Any real critical analysis of the Gates Foundation’s effect–both positive and negative–on global health efforts. It has certainly grabbed a lot of people’s attention. And done a lot of good. But does it have too much power? Is it scaring off other donors? Shoving aside effective, more home-grown or low-tech efforts?

She brings up several other angles as well–what journalists (and “fake” journalists like myself, and potentially many of you readers) can do to get our messages out in the age of Web 2.0 and the changing face of health journalism itself–an interesting bit of insight from someone who’s been covering these topics for 20+ years.

Comments

  1. #1 Aman
    June 6, 2007

    It is great to see Christine Gorman advocate for more people to get involved because as she said it is needed. Perhaps the twin forces of Gorman and Laurie Garrett will generate momentum. Laurie Garrett has recently been raising the point of focusing on infrastructure and getting away from the silos mentioned above. But this is a very difficult thing given that everyone has their turf (policy makers, epidemiologists, economists, clinicians, etc.) and because not everyone has the ability to see outside of their disciplines.

    As far as the Gates Foundation, the money distributed by them (annual budget larger than WHO) makes its influence more ubiquitous and thus harder to criticize. In my opinion when we look back in 30 years people will say that the entrance of the Gates Foundation was revolutionary. As a counter to this, someone who has articulately offered some criticism on part of their approach is:

    Anne-Emanuelle Birn
    Lancet 2005; 366: 514-19
    http://image.thelancet.com/extras/04art6429web.pdf
    Gates’s grandest challenge: transcending technology as
    public health ideology

  2. #2 bernarda
    June 6, 2007

    You don’t have to be a billion dollar foundation to give aid. Cuba takes care of its own people and sends thousands of health care workers to poor countries.

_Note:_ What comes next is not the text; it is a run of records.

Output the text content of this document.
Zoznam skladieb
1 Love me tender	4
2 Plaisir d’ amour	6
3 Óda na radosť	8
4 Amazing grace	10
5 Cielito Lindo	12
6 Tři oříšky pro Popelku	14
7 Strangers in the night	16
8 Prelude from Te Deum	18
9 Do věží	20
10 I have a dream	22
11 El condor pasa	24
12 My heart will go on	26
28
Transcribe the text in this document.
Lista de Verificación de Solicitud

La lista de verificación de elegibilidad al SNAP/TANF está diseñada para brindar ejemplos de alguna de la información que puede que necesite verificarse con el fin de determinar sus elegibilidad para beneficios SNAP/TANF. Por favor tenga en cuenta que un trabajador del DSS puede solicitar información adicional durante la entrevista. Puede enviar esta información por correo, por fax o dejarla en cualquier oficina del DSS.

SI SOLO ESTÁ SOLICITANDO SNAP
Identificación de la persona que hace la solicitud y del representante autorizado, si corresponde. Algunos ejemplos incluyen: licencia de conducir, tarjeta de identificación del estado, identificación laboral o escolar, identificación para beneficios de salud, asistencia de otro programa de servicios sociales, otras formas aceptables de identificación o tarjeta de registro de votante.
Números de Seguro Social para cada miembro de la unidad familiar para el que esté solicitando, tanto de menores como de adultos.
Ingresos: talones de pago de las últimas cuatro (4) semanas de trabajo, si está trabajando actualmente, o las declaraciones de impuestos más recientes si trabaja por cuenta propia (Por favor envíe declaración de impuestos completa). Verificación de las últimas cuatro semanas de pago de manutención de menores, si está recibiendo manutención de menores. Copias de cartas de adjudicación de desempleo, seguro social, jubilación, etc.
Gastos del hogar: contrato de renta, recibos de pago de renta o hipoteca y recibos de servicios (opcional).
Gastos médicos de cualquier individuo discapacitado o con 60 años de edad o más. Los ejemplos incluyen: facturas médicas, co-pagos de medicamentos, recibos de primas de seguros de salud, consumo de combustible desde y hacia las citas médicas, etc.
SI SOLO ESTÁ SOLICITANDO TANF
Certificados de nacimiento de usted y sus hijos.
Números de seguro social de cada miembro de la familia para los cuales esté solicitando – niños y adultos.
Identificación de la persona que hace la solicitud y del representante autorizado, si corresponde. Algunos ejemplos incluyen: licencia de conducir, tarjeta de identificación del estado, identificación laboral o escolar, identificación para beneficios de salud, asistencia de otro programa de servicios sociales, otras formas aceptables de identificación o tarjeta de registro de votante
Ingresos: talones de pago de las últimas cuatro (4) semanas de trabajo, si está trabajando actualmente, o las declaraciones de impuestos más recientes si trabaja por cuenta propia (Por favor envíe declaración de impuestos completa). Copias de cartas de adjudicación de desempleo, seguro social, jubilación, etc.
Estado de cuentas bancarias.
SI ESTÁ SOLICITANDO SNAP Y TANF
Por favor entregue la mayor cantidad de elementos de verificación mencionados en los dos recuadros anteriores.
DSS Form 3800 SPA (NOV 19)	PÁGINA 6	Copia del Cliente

    http://www.yesmagazine.org/article.asp?ID=1733

    http://www.saludthefilm.net/ns/main.html

  3. #3 Laura
    June 6, 2007

    Speaking from the perspective of a staff member of the Global Health Council, I have to say that I thought Christine was right on target with her messages about the stories that are not receiving their due attention as well as challenges to the global health community to think more broadly about the challenges journalists have in covering global health stories. Let me just add here, as was emphasized at the closing plenary of the conference, that one of the biggest stories not being told is the fact that we continue to lose 10 million children under age 5 every year from largely preventable causes. The interventions are known and most are very affordable, and families dread nothing as much as the loss of a child, but there are few journalists who seem interested in this story. Among the numerous health issues that fail to get public attention, this one is particularly troubling. I would love to hear from anyone who thinks I’m wrong about this or has an explanation for this.

  4. #4 John Sauer
    June 6, 2007

    It is great to see Christine write such an eloquent statement about the hugely under-recognized global health issue of safe, affordable, and sustainable sources of drinking water and adequate sanitation. I hope this will spur an increase of writing and speaking about this crisis that kills up to five million people annually and yet has so many solutions at hand.

  5. #5 Christine Gorman
    June 7, 2007

    Anne-Emanuelle said “not everyone has the ability to see outside of their disciplines.” One of the things that I like most about journalism is that even when we follow a particular beat, we’re on a constant search for the big picture. We can be witnesses to the world beyound the silos. And thanks for the Lancet link.

  6. #6 Christine Gorman
    June 7, 2007

    Thanks, John. I hope you’ll also make common cause with those who are fighting polio and other childhood diseases, as well as those who support girls’ education and women’s political and economic rights–all overlap fundamentally with water issues.